To help you find the nearest clinic to you, head over to cari@unifi
How to prevent choking
Thankfully, there are ways to prevent your baby from choking on your milk. We’ve compiled a few tips and steps that you can follow:
- Change feeding position
This is one of the first and immediate action you can take to prevent your baby from choking on milk. Here are a few positions you can try the next time you breastfeed your baby
- Laid-back position is done by lying down on a side when nursing your baby. By doing this, if the baby’s mouth gets a forceful flow or too full, the excess milk will naturally dribble out of the baby’s mouth
- The down under is another technique that you can try. As the name suggests, it involves working the milk against gravity as the mother lies down on her back while the baby is latched on top. The baby’s tummy should touch the mother’s. However, this technique could also lead to plugging of the milk ducts so please try it sparingly.
- Uphill position is another method that does the trick. In this position, the mother feeds the baby in a reclined position. Like the down under, the milk also must work against gravity to flow, thus, avoiding let-downs.
- Perhaps the most comfortable of all, nursing your baby with the football hold while leaning backwards is not only an effective feeding position but also a good way to feed your child while you’re out and about.
- Give your baby time and space
Allow your baby enough time to swallow and breathe properly every time you nurse them. You can do this by pulling the baby off your breast in short spans of time. If your instinct kicks in and you feel that a let-down is coming, unlatch your baby from your breast for about 20-30 seconds, this will help them to swallow properly.
- Don’t overstimulate your breast
Too much of anything is also a bad thing. Overstimulating your breast with unnecessary pumping, running water on them during shower or using breast shells might lead to a forceful let-down
- Switch sides
This involves breastfeeding your child one breast per feeding in order to fully empty a side. Alternatively, a similar method you can try is ‘block feeding’ where you only nurse with one breast for a few hours, helping to reduce the milk supply to the other breast.
- Proper latching
Make sure that your baby is properly latched to your nipples. Studies have shown that baby who do not latch properly often choke while breastfeeding. A proper latch helps the milk to go straight into their throat and prevents it from accumulating in the baby’s mouth.

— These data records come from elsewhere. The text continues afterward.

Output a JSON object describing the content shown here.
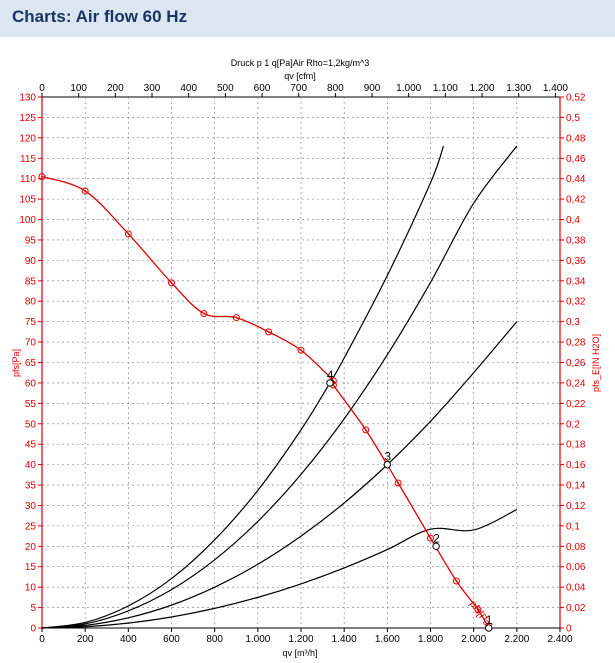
{
  "header": {
    "title": "Charts: Air flow 60 Hz"
  },
  "chart_data": {
    "type": "line",
    "subtitle": "Druck p 1 q[Pa]Air Rho=1,2kg/m^3",
    "x_bottom": {
      "label": "qv [m³/h]",
      "min": 0,
      "max": 2400,
      "ticks": [
        0,
        200,
        400,
        600,
        800,
        1000,
        1200,
        1400,
        1600,
        1800,
        2000,
        2200,
        2400
      ],
      "tick_labels": [
        "0",
        "200",
        "400",
        "600",
        "800",
        "1.000",
        "1.200",
        "1.400",
        "1.600",
        "1.800",
        "2.000",
        "2.200",
        "2.400"
      ]
    },
    "x_top": {
      "label": "qv [cfm]",
      "ticks": [
        0,
        100,
        200,
        300,
        400,
        500,
        600,
        700,
        800,
        900,
        1000,
        1100,
        1200,
        1300,
        1400
      ],
      "tick_labels": [
        "0",
        "100",
        "200",
        "300",
        "400",
        "500",
        "600",
        "700",
        "800",
        "900",
        "1.000",
        "1.100",
        "1.200",
        "1.300",
        "1.400"
      ]
    },
    "y_left": {
      "label": "pfs[Pa]",
      "min": 0,
      "max": 130,
      "step": 5
    },
    "y_right": {
      "label": "pfs_E[IN H2O]",
      "min": 0,
      "max": 0.52,
      "step": 0.02,
      "tick_labels": [
        "0",
        "0,02",
        "0,04",
        "0,06",
        "0,08",
        "0,1",
        "0,12",
        "0,14",
        "0,16",
        "0,18",
        "0,2",
        "0,22",
        "0,24",
        "0,26",
        "0,28",
        "0,3",
        "0,32",
        "0,34",
        "0,36",
        "0,38",
        "0,4",
        "0,42",
        "0,44",
        "0,46",
        "0,48",
        "0,5",
        "0,52"
      ]
    },
    "fan_curve": {
      "name": "pfs[Pa]",
      "color": "#e00000",
      "x": [
        0,
        200,
        400,
        600,
        750,
        900,
        1050,
        1200,
        1350,
        1350,
        1500,
        1650,
        1800,
        1920,
        2020,
        2070
      ],
      "y": [
        110.5,
        107,
        96.5,
        84.5,
        77,
        76,
        72.5,
        68,
        60.5,
        59.5,
        48.5,
        35.5,
        22,
        11.5,
        4.5,
        0
      ]
    },
    "system_curves": [
      {
        "name": "1",
        "color": "#000000",
        "x": [
          0,
          200,
          400,
          600,
          800,
          1000,
          1200,
          1400,
          1600,
          1800,
          1826,
          2000,
          2200
        ],
        "y": [
          0,
          0.3,
          1.2,
          2.7,
          4.8,
          7.5,
          10.8,
          14.7,
          19.2,
          24.2,
          20,
          24,
          29
        ]
      },
      {
        "name": "2",
        "color": "#000000",
        "x": [
          0,
          200,
          400,
          600,
          800,
          1000,
          1200,
          1400,
          1600,
          1800,
          2000,
          2200
        ],
        "y": [
          0,
          1,
          4.2,
          9.4,
          16.7,
          26.1,
          37.6,
          51.2,
          66.9,
          84.6,
          104,
          118
        ]
      },
      {
        "name": "3",
        "color": "#000000",
        "x": [
          0,
          200,
          400,
          600,
          800,
          1000,
          1200,
          1400,
          1600,
          1800,
          2000,
          2200
        ],
        "y": [
          0,
          0.64,
          2.5,
          5.6,
          10,
          15.6,
          22.5,
          30.6,
          40,
          50.6,
          62.5,
          75
        ]
      },
      {
        "name": "4",
        "color": "#000000",
        "x": [
          0,
          200,
          400,
          600,
          800,
          1000,
          1200,
          1334,
          1400,
          1600,
          1800,
          1860
        ],
        "y": [
          0,
          1.35,
          5.4,
          12.1,
          21.6,
          33.7,
          48.5,
          60,
          66.1,
          86.3,
          109,
          118
        ]
      }
    ],
    "operating_points": [
      {
        "label": "1",
        "x": 2070,
        "y": 0
      },
      {
        "label": "2",
        "x": 1826,
        "y": 20
      },
      {
        "label": "3",
        "x": 1600,
        "y": 40
      },
      {
        "label": "4",
        "x": 1334,
        "y": 60
      }
    ],
    "fan_curve_label": "pfs[Pa]"
  }
}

Extra tip: For babies who are bottle-fed, try using the paced bottle-feeding method. This method keeps the bottle parallel to the ground and gives the baby ‘control’ over the milk flow. Check out our baby shops on cari@unifi here to purchase baby bottles that are safe for your babies!

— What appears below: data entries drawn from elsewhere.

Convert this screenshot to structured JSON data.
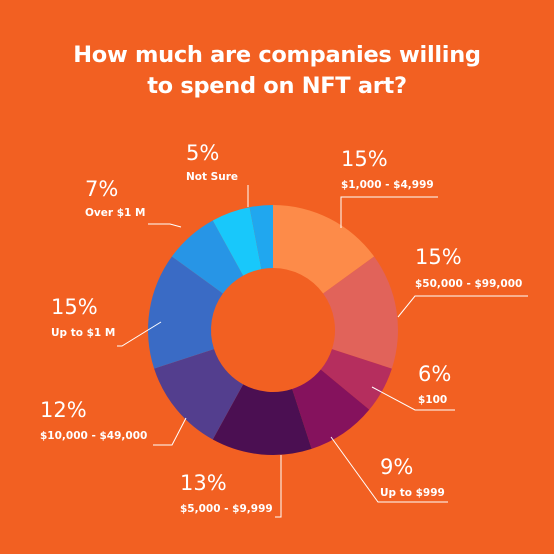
{
  "title_lines": [
    "How much are companies willing",
    "to spend on NFT art?"
  ],
  "colors": {
    "background": "#F26022",
    "text": "#FFFFFF",
    "leader": "#FFFFFF"
  },
  "chart_data": {
    "type": "pie",
    "variant": "donut",
    "title": "How much are companies willing to spend on NFT art?",
    "start_angle_deg": 0,
    "direction": "clockwise",
    "slices": [
      {
        "label": "$1,000 - $4,999",
        "pct_label": "15%",
        "value": 15,
        "color": "#FD8B49"
      },
      {
        "label": "$50,000 - $99,000",
        "pct_label": "15%",
        "value": 15,
        "color": "#E1635A"
      },
      {
        "label": "$100",
        "pct_label": "6%",
        "value": 6,
        "color": "#B52E5E"
      },
      {
        "label": "Up to $999",
        "pct_label": "9%",
        "value": 9,
        "color": "#85125D"
      },
      {
        "label": "$5,000 - $9,999",
        "pct_label": "13%",
        "value": 13,
        "color": "#4B0F52"
      },
      {
        "label": "$10,000 - $49,000",
        "pct_label": "12%",
        "value": 12,
        "color": "#533E8E"
      },
      {
        "label": "Up to $1 M",
        "pct_label": "15%",
        "value": 15,
        "color": "#3A6BC5"
      },
      {
        "label": "Over $1 M",
        "pct_label": "7%",
        "value": 7,
        "color": "#2795E6"
      },
      {
        "label": "Not Sure",
        "pct_label": "5%",
        "value": 5,
        "color": "#18C8FB"
      },
      {
        "label": "",
        "pct_label": "",
        "value": 3,
        "color": "#20A7EF"
      }
    ]
  }
}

All parents work hard at keeping their babies safe. It is a parent’s worst nightmare to see their child hurt or in danger. Alas, parents can’t always be there for their children, but you can keep yourself informed and prepare yourself should you ever need to save and protect your loved ones, especially when they are at their most vulnerable as an infant. We hope this has been helpful for parents out there!